Literatur
Vom Schein zum Vorschein
Wendelin Schmidt-Dengler über Johann Nestroy: Eine elegante Anmerkung
Angenehmerweise schreibt Wendelin Schmidt-Dengler, Germanistik-Professor an der
Universität Wien, über Literatur so, dass es auch Leser verstehen, die kein
einschlägiges Studium hinter sich gebracht haben. Das wirkt nicht nur bei Werken
anregend, die dem Interessierten nicht immer bis in die feinsten Verästelungen
geläufig sind, es funktioniert bei solchen, die einem als besondere Schmuckstücke
einer im Lauf des Leselebens entstandenen Lektüreliste im Gedächtnis haften
geblieben sind, sogar noch besser.
Gerade Johann Nestroy ist einer der Autoren, die beinahe jedem, der sich einmal
intensiver mit seinem Werk auseinandergesetzt hat, eine Anmerkung abnötigen - und
sei es lediglich die, dass ihm Nestroy in seiner Schulzeit herzlich verleidet wurde. Er
darf also aufgrund seiner Popularität ebenso sehr als "riskanter" Autor für den
Rezensenten gelten wie aufgrund der problematischen Kanonisierung als
Mitbegründer des "typisch Österreichischen" in der Literatur, die ihm die
Literaturgeschichte spätestens seit der Wiedergutmachung angedeihen ließ, welche
Karl Kraus an dem bis dahin in die Schublade scherzhafter Unseriosität Verräumten
vorgenommen hatte.
In seinem 175 Seiten umfassenden Buch "Nestroy - Die Launen des Glückes" gibt
Schmidt-Dengler nicht nur unaufdringlich über die Launen Auskunft, denen der Dichter
seit seinem ersten Erscheinen auf der Szene durch die Fachleute der Theater- und
Literaturwissenschaft ausgesetzt war. Er nimmt sich besonders kenntnisreich jener
Theaterstücke an, die eben nicht den später gewachsenen Ruhm Nestroys begründet
haben, sondern die, am Anfang seines Schaffens verfasst, zwar schon einiges vom
technischen Schliff der späteren Stücke aufweisen, zugleich aber deutlich verspielter
die Grenzen des Genres ausloten und, für heutige Leser leichter erkennbar als für
Nestroys Zeitgenossen, nicht nur formal eine unvorstellbare Überschreitung wagen.

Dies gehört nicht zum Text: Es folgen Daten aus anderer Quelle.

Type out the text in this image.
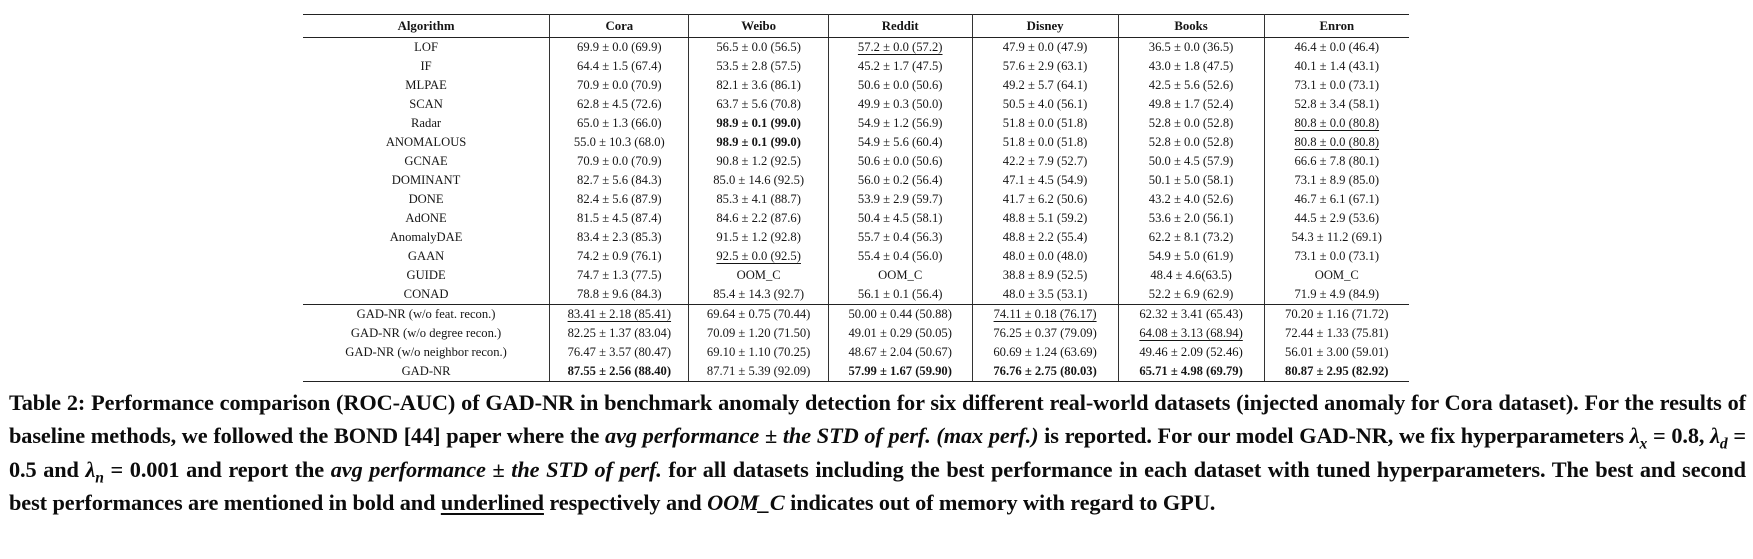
Algorithm	Cora	Weibo	Reddit	Disney	Books	Enron
LOF	69.9 ± 0.0 (69.9)	56.5 ± 0.0 (56.5)	57.2 ± 0.0 (57.2)	47.9 ± 0.0 (47.9)	36.5 ± 0.0 (36.5)	46.4 ± 0.0 (46.4)
IF	64.4 ± 1.5 (67.4)	53.5 ± 2.8 (57.5)	45.2 ± 1.7 (47.5)	57.6 ± 2.9 (63.1)	43.0 ± 1.8 (47.5)	40.1 ± 1.4 (43.1)
MLPAE	70.9 ± 0.0 (70.9)	82.1 ± 3.6 (86.1)	50.6 ± 0.0 (50.6)	49.2 ± 5.7 (64.1)	42.5 ± 5.6 (52.6)	73.1 ± 0.0 (73.1)
SCAN	62.8 ± 4.5 (72.6)	63.7 ± 5.6 (70.8)	49.9 ± 0.3 (50.0)	50.5 ± 4.0 (56.1)	49.8 ± 1.7 (52.4)	52.8 ± 3.4 (58.1)
Radar	65.0 ± 1.3 (66.0)	98.9 ± 0.1 (99.0)	54.9 ± 1.2 (56.9)	51.8 ± 0.0 (51.8)	52.8 ± 0.0 (52.8)	80.8 ± 0.0 (80.8)
ANOMALOUS	55.0 ± 10.3 (68.0)	98.9 ± 0.1 (99.0)	54.9 ± 5.6 (60.4)	51.8 ± 0.0 (51.8)	52.8 ± 0.0 (52.8)	80.8 ± 0.0 (80.8)
GCNAE	70.9 ± 0.0 (70.9)	90.8 ± 1.2 (92.5)	50.6 ± 0.0 (50.6)	42.2 ± 7.9 (52.7)	50.0 ± 4.5 (57.9)	66.6 ± 7.8 (80.1)
DOMINANT	82.7 ± 5.6 (84.3)	85.0 ± 14.6 (92.5)	56.0 ± 0.2 (56.4)	47.1 ± 4.5 (54.9)	50.1 ± 5.0 (58.1)	73.1 ± 8.9 (85.0)
DONE	82.4 ± 5.6 (87.9)	85.3 ± 4.1 (88.7)	53.9 ± 2.9 (59.7)	41.7 ± 6.2 (50.6)	43.2 ± 4.0 (52.6)	46.7 ± 6.1 (67.1)
AdONE	81.5 ± 4.5 (87.4)	84.6 ± 2.2 (87.6)	50.4 ± 4.5 (58.1)	48.8 ± 5.1 (59.2)	53.6 ± 2.0 (56.1)	44.5 ± 2.9 (53.6)
AnomalyDAE	83.4 ± 2.3 (85.3)	91.5 ± 1.2 (92.8)	55.7 ± 0.4 (56.3)	48.8 ± 2.2 (55.4)	62.2 ± 8.1 (73.2)	54.3 ± 11.2 (69.1)
GAAN	74.2 ± 0.9 (76.1)	92.5 ± 0.0 (92.5)	55.4 ± 0.4 (56.0)	48.0 ± 0.0 (48.0)	54.9 ± 5.0 (61.9)	73.1 ± 0.0 (73.1)
GUIDE	74.7 ± 1.3 (77.5)	OOM_C	OOM_C	38.8 ± 8.9 (52.5)	48.4 ± 4.6(63.5)	OOM_C
CONAD	78.8 ± 9.6 (84.3)	85.4 ± 14.3 (92.7)	56.1 ± 0.1 (56.4)	48.0 ± 3.5 (53.1)	52.2 ± 6.9 (62.9)	71.9 ± 4.9 (84.9)
GAD-NR (w/o feat. recon.)	83.41 ± 2.18 (85.41)	69.64 ± 0.75 (70.44)	50.00 ± 0.44 (50.88)	74.11 ± 0.18 (76.17)	62.32 ± 3.41 (65.43)	70.20 ± 1.16 (71.72)
GAD-NR (w/o degree recon.)	82.25 ± 1.37 (83.04)	70.09 ± 1.20 (71.50)	49.01 ± 0.29 (50.05)	76.25 ± 0.37 (79.09)	64.08 ± 3.13 (68.94)	72.44 ± 1.33 (75.81)
GAD-NR (w/o neighbor recon.)	76.47 ± 3.57 (80.47)	69.10 ± 1.10 (70.25)	48.67 ± 2.04 (50.67)	60.69 ± 1.24 (63.69)	49.46 ± 2.09 (52.46)	56.01 ± 3.00 (59.01)
GAD-NR	87.55 ± 2.56 (88.40)	87.71 ± 5.39 (92.09)	57.99 ± 1.67 (59.90)	76.76 ± 2.75 (80.03)	65.71 ± 4.98 (69.79)	80.87 ± 2.95 (82.92)
Table 2: Performance comparison (ROC-AUC) of GAD-NR in benchmark anomaly detection for six different real-world datasets (injected anomaly for Cora dataset). For the results of baseline methods, we followed the BOND [44] paper where the avg performance ± the STD of perf. (max perf.) is reported. For our model GAD-NR, we fix hyperparameters $\lambda_x = 0.8$, $\lambda_d = 0.5$ and $\lambda_n = 0.001$ and report the avg performance ± the STD of perf. for all datasets including the best performance in each dataset with tuned hyperparameters. The best and second best performances are mentioned in bold and underlined respectively and OOM_C indicates out of memory with regard to GPU.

Oder, um mit Schmidt-Dengler zu sprechen: "Die überlieferten Rezensionen der
Aufführung sind allgemein positiv, nur von einer wird das Stück als unsäglich trivial
und symptomatisch für den elenden Zustand der Schaubühne bezeichnet. Ist man
hingegen durch die Schule des absurden Theaters gegangen, hat man Karl Valentins
Dialoge im Ohr, so wird man diese eklatante Banalität der Dialoge und Reden anders
beurteilen. Das ist kein Vorgriff auf das absurde Theater oder auf die dramatischen
Versuche der Avantgarde wie bei Konrad Bayer oder H.C.Artmann, sondern das ist
absurdes Theater, das ist Avantgarde."
Wie sehr Nestroy zu den Modernen zu zählen ist, wie ausführlich seine Adepten und
die nachgeborenen Bühnenautoren aus der Quelle geschöpft haben, die er
angeschlagen hat, führt Schmidt-Dengler auch dem prägnant vor Augen, der die
Geistesgeschichte des 20. Jahrhunderts eher als Aneinanderreihung von Irrtümern,
aufbauend auf den falschen Schlüssen der Romantik missversteht und in Nestroys
Epoche - auch mit Verweis auf eben diesen Autor - den letzten erfolgreichen Versuch
der Befestigung eines von den Weltenläufen unangreifbaren Lebensentwurfes zu
sehen versucht. Was heißt hier schon Biedermeier.